SAN FRANCISCO (Reuters) - Authorities have asked the public for help in tracking down a onetime member of the so-called Billionaire Boys Club who served prison time in connection with his father’s slaying and is now sought as a suspect in a San Francisco traffic death last summer.
An arrest warrant issued in March charges Reza Eslaminia, 52, whose original murder trial helped inspire a network television miniseries starring Judd Nelson, with misdemeanor vehicular manslaughter.
He is accused of running over and killing a pedestrian in a San Francisco crosswalk while driving a taxicab in August.
A jury convicted Eslaminia and an associate of second-degree murder in the 1984 death of his father, Hedayat Eslaminia, a former Iranian government official living in exile in the Bay Area. Prosecutors described the killing as a botched extortion scheme.
The sensational case brought national public attention to the Billionaire Boys Club, a social and investment group organized in Southern California in the 1980s that enticed the sons of wealthy families in the region with various get-rich-quick schemes.
Eslaminia was sentenced in 1988 to life in prison without the possibility of parole. But his guilty verdict was overturned on appeal and he was freed from prison in 2000 after spending more than a decade behind bars. He later moved to San Francisco, where he started driving a cab for a living.
San Francisco police arrested Eslaminia immediately after last year’s fatal accident. But District Attorney George Gascon said he lacked sufficient evidence to bring the cab driver to trial on the felony charge of vehicular manslaughter, and police released him.
After a lengthy follow-up investigation, the prosecutor opted instead to charge the taxi driver in late March with the lesser offense of misdemeanor manslaughter.

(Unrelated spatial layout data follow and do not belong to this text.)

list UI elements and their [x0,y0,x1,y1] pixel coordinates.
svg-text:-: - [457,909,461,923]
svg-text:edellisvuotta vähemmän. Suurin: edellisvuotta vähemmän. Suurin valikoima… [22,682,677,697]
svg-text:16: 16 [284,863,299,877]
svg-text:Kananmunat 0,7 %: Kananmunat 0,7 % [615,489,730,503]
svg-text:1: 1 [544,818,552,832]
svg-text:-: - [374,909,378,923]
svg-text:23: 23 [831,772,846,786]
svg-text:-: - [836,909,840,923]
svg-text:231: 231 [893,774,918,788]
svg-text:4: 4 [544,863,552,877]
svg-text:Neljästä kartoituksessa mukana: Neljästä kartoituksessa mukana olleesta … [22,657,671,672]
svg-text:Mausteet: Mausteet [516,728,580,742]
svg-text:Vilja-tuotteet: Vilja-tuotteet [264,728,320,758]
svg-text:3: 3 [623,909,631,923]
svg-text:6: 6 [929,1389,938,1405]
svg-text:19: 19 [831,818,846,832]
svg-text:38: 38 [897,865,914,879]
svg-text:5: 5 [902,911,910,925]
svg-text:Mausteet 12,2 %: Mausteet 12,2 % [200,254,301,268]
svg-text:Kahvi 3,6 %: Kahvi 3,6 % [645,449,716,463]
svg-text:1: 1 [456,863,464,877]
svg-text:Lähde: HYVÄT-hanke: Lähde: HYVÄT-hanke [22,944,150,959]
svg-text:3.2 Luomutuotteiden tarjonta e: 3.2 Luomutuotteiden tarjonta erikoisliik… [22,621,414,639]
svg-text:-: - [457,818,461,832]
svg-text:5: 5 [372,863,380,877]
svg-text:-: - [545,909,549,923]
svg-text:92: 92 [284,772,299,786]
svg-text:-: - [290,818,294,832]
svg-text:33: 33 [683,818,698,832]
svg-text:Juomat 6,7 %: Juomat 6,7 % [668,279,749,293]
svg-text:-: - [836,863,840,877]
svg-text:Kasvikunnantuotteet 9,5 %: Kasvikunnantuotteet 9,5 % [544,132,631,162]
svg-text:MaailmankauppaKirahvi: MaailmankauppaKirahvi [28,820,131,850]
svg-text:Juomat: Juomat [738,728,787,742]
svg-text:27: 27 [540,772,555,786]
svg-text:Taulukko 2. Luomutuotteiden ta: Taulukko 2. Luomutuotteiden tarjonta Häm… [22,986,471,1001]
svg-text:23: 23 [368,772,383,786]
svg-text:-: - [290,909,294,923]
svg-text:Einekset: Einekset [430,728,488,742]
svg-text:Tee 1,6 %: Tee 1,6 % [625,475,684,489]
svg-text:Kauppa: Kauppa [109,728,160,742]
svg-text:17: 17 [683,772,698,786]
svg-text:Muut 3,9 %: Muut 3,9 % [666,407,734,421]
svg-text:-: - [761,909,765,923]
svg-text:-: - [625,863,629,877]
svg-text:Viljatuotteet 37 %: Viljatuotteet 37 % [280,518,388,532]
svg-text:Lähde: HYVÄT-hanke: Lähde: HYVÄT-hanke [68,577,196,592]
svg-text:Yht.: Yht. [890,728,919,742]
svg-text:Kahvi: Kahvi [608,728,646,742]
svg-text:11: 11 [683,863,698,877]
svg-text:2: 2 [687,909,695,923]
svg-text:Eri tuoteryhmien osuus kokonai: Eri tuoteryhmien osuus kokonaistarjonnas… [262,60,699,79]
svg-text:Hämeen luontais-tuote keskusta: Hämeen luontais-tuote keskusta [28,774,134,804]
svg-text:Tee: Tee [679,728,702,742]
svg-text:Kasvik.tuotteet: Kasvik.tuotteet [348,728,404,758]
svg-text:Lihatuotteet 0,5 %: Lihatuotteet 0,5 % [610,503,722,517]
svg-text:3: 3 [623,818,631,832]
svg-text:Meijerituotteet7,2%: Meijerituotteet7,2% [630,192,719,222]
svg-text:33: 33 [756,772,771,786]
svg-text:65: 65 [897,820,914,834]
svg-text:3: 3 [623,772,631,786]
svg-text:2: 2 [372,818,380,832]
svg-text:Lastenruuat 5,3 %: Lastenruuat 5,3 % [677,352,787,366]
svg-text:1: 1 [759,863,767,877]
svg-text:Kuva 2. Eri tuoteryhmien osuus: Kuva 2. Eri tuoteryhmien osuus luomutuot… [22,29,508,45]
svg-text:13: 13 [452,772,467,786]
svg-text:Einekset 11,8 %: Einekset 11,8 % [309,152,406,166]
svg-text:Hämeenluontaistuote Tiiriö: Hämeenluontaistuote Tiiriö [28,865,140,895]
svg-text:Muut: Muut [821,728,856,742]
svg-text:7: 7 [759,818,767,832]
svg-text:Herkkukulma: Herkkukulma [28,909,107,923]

The arrest warrant and complaint says Eslaminia ran a red light, hit a car, spun out of control, then struck and killed Edmond Ralph Capalla, 39. The charge carries a possible one-year jail sentence. Police have searched unsuccessfully for Eslaminia since the warrant was issued on March 29.
“We need to make sure that this man is arrested, arrested quickly and brought to justice,” Gascon said at a news conference last week, asking for the public’s help in locating the suspect. “He caused not only the death of an innocent person but ruined the life of a family.”
Gascon said Eslaminia also is wanted in a 2008 drunken-driving case in Los Angeles, where authorities have issued a separate warrant for his arrest.